In Peter’s workshop today we learnt about waves and vibrations. So what is a vibration? Where do you come across vibrations? And what happens during a vibration?

A vibration is the forward and backward motion of an object in a regular pattern. Vibrations can be so fast that you cannot see them. Vibrations start of big and become smaller and smaller unless energy is provided to keep the waves big. These vibration make sound occur.

Vibrations are detected by the ear. Once the sound travel to our ear, our ear drum vibrates and these vibrations are passed through the three small bones (called ossicles) to a spiral structure called the cochlea. Signals are passed from the cochlea to the brain through the auditory nerve, and our brain interprets these signals as sound.

We come across vibrations in every day life. A major vibration you would find it to communicate without is your vocal cords! Your vocal cord vibrate when you speak to make sound. In school when you ping a ruler or elastic band over an object you can often see the vibrations, the waves going backwards and forwards. If you go to a music festival and stand beside the huge loud speakers you can see and hear the bass vibrating the speaker. You can see and hear vibrations when they are at low frequencies.

Sound travels outwards in oscillations (backwards and forwards motion), in all directions, from the equilibrium point. The air around the equilibrium point creates the sound waves. Sound travels in longitudinal waves. Waves are made up of compressions and rarefactions. Compression happens when molecules are forced, or pressed, together. Rarefaction is just the opposite, it occurs when molecules are given extra space and allowed to expand.

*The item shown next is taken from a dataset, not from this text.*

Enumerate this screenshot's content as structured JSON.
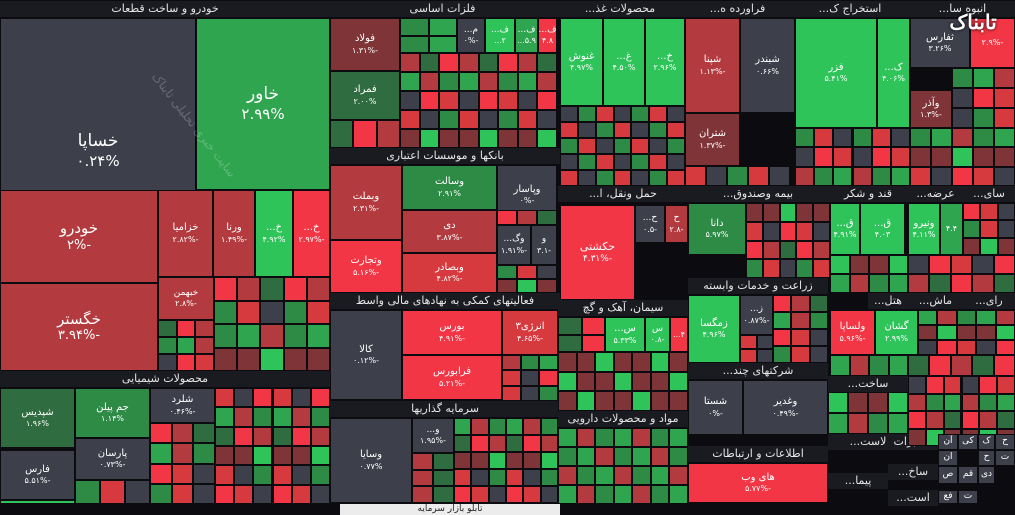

Sounds waves need a medium to travel through, they will travel in a gas, liquid or solid – not empty space. The vibrations shake up the particles around them and these particle create a domino effect for the sound the travel. You can experiment with these three forms by making string telephones, talking underwater and putting a drinking glass to a wall.

To make something louder you need to add more energy to it, the term amplitude can be used to refer to loudness. Amplitude is the maximum height of the wave from its resting position – the greater the amplitude, the louder the sound. Pitch is to do with the frequency or number of vibrations per second. Frequency is measured in hertz (Hz). The closer together the waves are and the higher the pitch. On a guitar sting, the shorter the sting the higher the pitch will be as the vibration have less material to cover therefore the pattern of oscillations is more regular.

At the end of Peter’s workshop we got to experiment with vibrations and Beth, Beth and I experimented with music.